Sacre-Coeur and Musee d'Orangerie

We got up on Monday and headed for the church of Sacre-Coeur.



We struggled a bit getting there, as one of the subway lines was shut down, so we took the long way.  We waited too long to get on the tramway; we could have walked up and down three times during the time that we were waiting in line.  By this time it was very hot.

The site is the hill of Montemarte, where the first bishop of Paris, Saint Denis, was beheaded.   Monte-martre means hill of martyrs.  This was an affordable area for artists to live and work in the mid-19th century. This is the highest point in Paris.

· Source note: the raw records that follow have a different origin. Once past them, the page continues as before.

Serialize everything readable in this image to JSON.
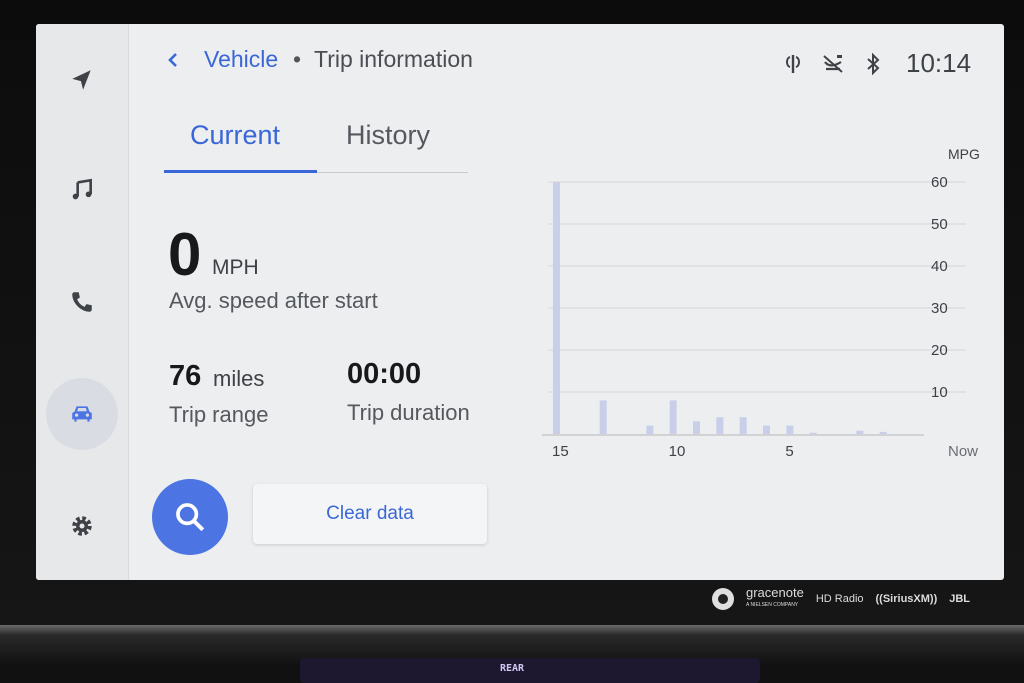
{
  "header": {
    "breadcrumb_parent": "Vehicle",
    "separator": "•",
    "breadcrumb_current": "Trip information",
    "clock": "10:14",
    "status_icons": [
      "wireless-charging-icon",
      "seatbelt-off-icon",
      "bluetooth-icon"
    ]
  },
  "sidebar": {
    "items": [
      {
        "icon": "navigation-icon"
      },
      {
        "icon": "music-icon"
      },
      {
        "icon": "phone-icon"
      },
      {
        "icon": "car-icon",
        "active": true
      },
      {
        "icon": "gear-icon"
      }
    ]
  },
  "tabs": [
    {
      "label": "Current",
      "active": true
    },
    {
      "label": "History",
      "active": false
    }
  ],
  "stats": {
    "speed_value": "0",
    "speed_unit": "MPH",
    "speed_label": "Avg. speed after start",
    "range_value": "76",
    "range_unit": "miles",
    "range_label": "Trip range",
    "duration_value": "00:00",
    "duration_label": "Trip duration"
  },
  "actions": {
    "clear_label": "Clear data"
  },
  "chart_data": {
    "type": "bar",
    "ylabel": "MPG",
    "ylim": [
      0,
      60
    ],
    "yticks": [
      10,
      20,
      30,
      40,
      50,
      60
    ],
    "x_tick_labels": [
      {
        "pos": 15,
        "label": "15"
      },
      {
        "pos": 10,
        "label": "10"
      },
      {
        "pos": 5,
        "label": "5"
      },
      {
        "pos": 0,
        "label": "Now"
      }
    ],
    "xlim": [
      15,
      0
    ],
    "x": [
      15,
      13,
      11,
      10,
      9,
      8,
      7,
      6,
      5,
      4,
      2,
      1
    ],
    "values": [
      60,
      8,
      2,
      8,
      3,
      4,
      4,
      2,
      2,
      0.3,
      0.8,
      0.5
    ],
    "grid": true,
    "colors": {
      "bar": "#c9cfe9",
      "grid": "#d3d5d8",
      "axis": "#c6c8cb"
    }
  },
  "brands": {
    "gracenote": "gracenote",
    "gracenote_sub": "A NIELSEN COMPANY",
    "hd_radio": "HD Radio",
    "siriusxm": "((SiriusXM))",
    "jbl": "JBL"
  },
  "console": {
    "rear_label": "REAR"
  },
  "colors": {
    "accent": "#3a67d8",
    "screen_bg": "#eceef0",
    "search_button": "#4c74e2"
  }
}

The church is huge and impressive, dedicated to the Sacred Heart of Jesus.  It was built around 1900, after the French Revolution had destroyed many churches.   However, there were so many visitors that it took away some of the spiritual aspects of the visit.

We stopped for a coke, and then took the subway to the Musee d'Orangerie, built especially for Claude Monet's massive series of canvases of his gardens.  When we came out of the subway, it was like stepping into a furnace.  When we reached the museum, we had to wait in line, luckily in the shade.

Egyptian Oblisk in the foreground, Eifel Tower in Background, from the Tullieries.

The huge oil paintings were Monet's last major work, and a gift to the people of Paris.  All the paintings were of the pond of Giverny, which was Monet's primary subject in the last 40 years of his life.

Downstairs, we saw a traveling show of Italian painters of the mid-1800s, and other impressionist works.

The ride home on the bus was hot and miserable.

We went to Le Temps de Cerises restaurant, a worker's cooperative recommended by Lonely Planet, but we were not impressed.  We did enjoy the residential neighborhood that it was located in, with a street full of bars and restaurants, including an Irish Pub.